Wednesday, November 26, 2008

“I only drink Carlton Draught”

That was the first thing he said to me as the group settled themselves in for dinner. Saturday night, 7.30 booking, work group out for their Christmas get together, I only drink Carlton Draught. Just another shift in any other restaurant in Melbourne.

A funny bloke, we got off to a flyer when I had his beer in front of him before he had finished his ‘warning’ and this theme continued throughout the night. I was running the restaurant and just popping out to the back room the group had to themselves as often as I could, as a couple of other boys on the table had decided to try a few ‘different’ beers.

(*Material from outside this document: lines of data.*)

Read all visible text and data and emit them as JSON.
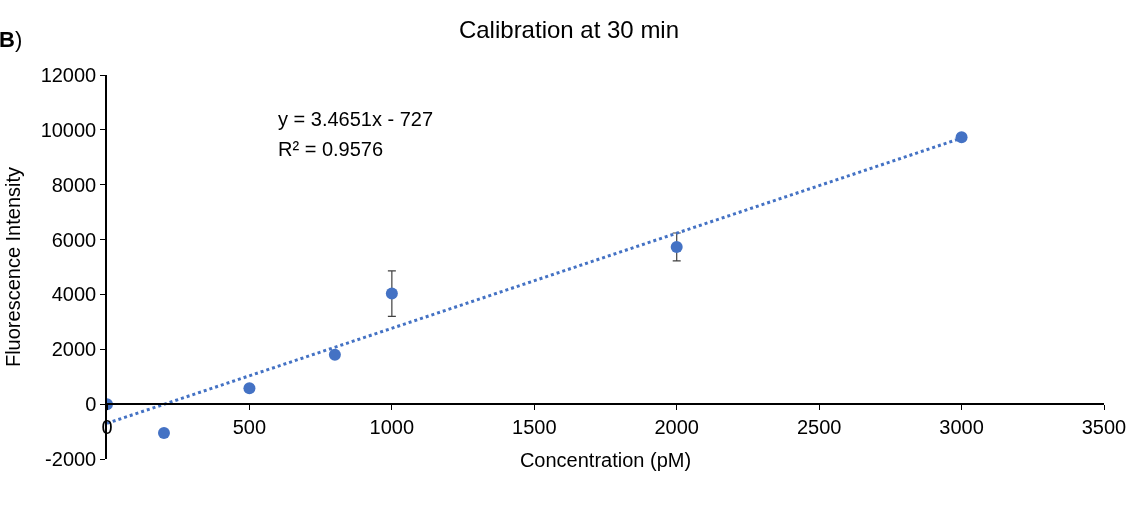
{
  "chart_data": {
    "type": "scatter",
    "title": "Calibration at 30 min",
    "xlabel": "Concentration (pM)",
    "ylabel": "Fluorescence Intensity",
    "annotations": [
      "B)",
      "y = 3.4651x - 727",
      "R² = 0.9576"
    ],
    "x": [
      0,
      200,
      500,
      800,
      1000,
      2000,
      3000
    ],
    "series": [
      {
        "type": "scatter",
        "color": "#4472c4",
        "values": [
          0,
          -1050,
          580,
          1800,
          4030,
          5730,
          9730
        ],
        "errors": [
          null,
          null,
          null,
          null,
          830,
          510,
          null
        ],
        "marker": "circle"
      },
      {
        "type": "line",
        "color": "#4472c4",
        "x": [
          0,
          3000
        ],
        "values": [
          -700,
          9700
        ],
        "line_style": "dotted",
        "marker": "none"
      }
    ],
    "xlim": [
      0,
      3500
    ],
    "xticks": [
      0,
      500,
      1000,
      1500,
      2000,
      2500,
      3000,
      3500
    ],
    "ylim": [
      -2000,
      12000
    ],
    "yticks": [
      -2000,
      0,
      2000,
      4000,
      6000,
      8000,
      10000,
      12000
    ],
    "grid": false,
    "legend": false
  }
}
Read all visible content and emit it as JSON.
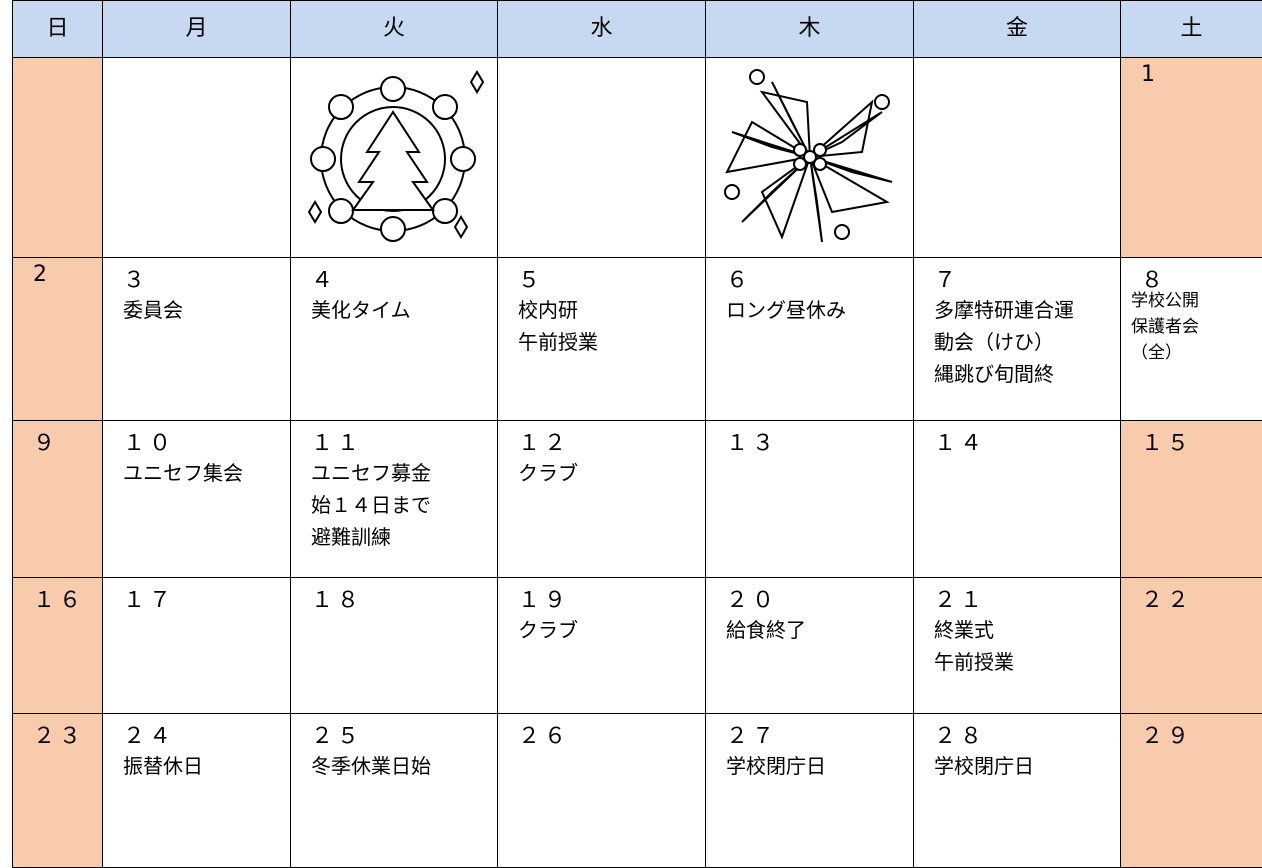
{
  "header": {
    "days": [
      "日",
      "月",
      "火",
      "水",
      "木",
      "金",
      "土"
    ]
  },
  "weeks": [
    [
      null,
      null,
      null,
      null,
      null,
      null,
      {
        "day": "1"
      }
    ],
    [
      {
        "day": "2"
      },
      {
        "day": "３",
        "events": [
          "委員会"
        ]
      },
      {
        "day": "４",
        "events": [
          "美化タイム"
        ]
      },
      {
        "day": "５",
        "events": [
          "校内研",
          "午前授業"
        ]
      },
      {
        "day": "６",
        "events": [
          "ロング昼休み"
        ]
      },
      {
        "day": "７",
        "events": [
          "多摩特研連合運",
          "動会（けひ）",
          "縄跳び旬間終"
        ]
      },
      {
        "day": "８",
        "events": [
          "学校公開",
          "保護者会",
          "（全）"
        ]
      }
    ],
    [
      {
        "day": "９"
      },
      {
        "day": "１０",
        "events": [
          "ユニセフ集会"
        ]
      },
      {
        "day": "１１",
        "events": [
          "ユニセフ募金",
          "始１４日まで",
          "避難訓練"
        ]
      },
      {
        "day": "１２",
        "events": [
          "クラブ"
        ]
      },
      {
        "day": "１３"
      },
      {
        "day": "１４"
      },
      {
        "day": "１５"
      }
    ],
    [
      {
        "day": "１６"
      },
      {
        "day": "１７"
      },
      {
        "day": "１８"
      },
      {
        "day": "１９",
        "events": [
          "クラブ"
        ]
      },
      {
        "day": "２０",
        "events": [
          "給食終了"
        ]
      },
      {
        "day": "２１",
        "events": [
          "終業式",
          "午前授業"
        ]
      },
      {
        "day": "２２"
      }
    ],
    [
      {
        "day": "２３"
      },
      {
        "day": "２４",
        "events": [
          "振替休日"
        ]
      },
      {
        "day": "２５",
        "events": [
          "冬季休業日始"
        ]
      },
      {
        "day": "２６"
      },
      {
        "day": "２７",
        "events": [
          "学校閉庁日"
        ]
      },
      {
        "day": "２８",
        "events": [
          "学校閉庁日"
        ]
      },
      {
        "day": "２９"
      }
    ]
  ]
}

With each beer order these guys made I gave them a story or an interesting fact about the brewer or the history of the style and before long they were flagging me down for another ‘beer fact’ or to settle an argument or a question they had. Remember, these guys were a bunch of ‘tradies’ and their partners who had never really been exposed to beer other than mainstream golden lagers from the big brewers. As the night continued one of the girls joined in with a few beers and the others were beginning to ask questions and get into the spirit of the whole beer thing.

And throughout all of this, Mr Carlton Draught stuck true to his brand – although he did start showing just a hint of interest in what the boys down the other end of the table were getting into. A few well chosen jabs at his mates just to keep them honest as much as too assert his position as the ‘Beer Loyalist’. His mates went from Kingfisher to Leffe Blond and into Budvar all in matching badged glassware while he stuck to the Draught with a passion and a couple of wise cracks at his ‘boutique poofter mates’.

And then it happened. Slowly but surely his interest turned into .. whatever comes just after interest... advanced interest, maybe. His glare turned into a gaze and his quips turned into questions. “What’s this one?” he asked as the boys were poured a Shlenkerla Rauchbier. “Looks a bit darker than that last one.” This comment was made with the deft observation of a seasoned expert. That is to say, a seasoned expert capable of spotting the difference between a smoky Smoke Marzen beer and a crystal clear Czech pilsner. To be fair, he HAD started enjoying the fact that his Carlton Draught was being drunk from a nice glass.

One of the boys passed the stylish stein down to CD and he summoned up the courage to bring it to his nose for a sniff. “That’s different,” he says as if this is the sort of thing he does every day of the week. “Go on, mate, ‘ave a sip”, says his mate. With his mates’ eyes burning into his scone, he cautiously raises the glass to his gob. Expecting the worst I took a step back. He sips, smacks his lips and pauses thoughtfully as he looks up.

“That’s not bad”. That’s amazing. Not only did he not hate it, but he actually liked it! OK, so it’s no miracle on 42nd St kind of moment, but it’s significant. What’s even more amazing is that after another round (he wandered back to Carlton Draught for his next) he even decided that when the boys went for the ‘big finish’, he’d join them, regardless of what I chose for them. So Kwak it was, in its distinctive wooden stand – complete with history lesson – and while it didn’t move him like the smoke beer had, again he didn’t hate it. Another small win for the Beer Bloke.

He may not go out tomorrow and start filling his beer fridge with imported specialty beers or local craft beers but maybe, just maybe, he will tell some of his mates down at the footy club about how he discovered that the beer world doesn’t begin and end with Carlton Draught afterall. And that’s a win for all of us.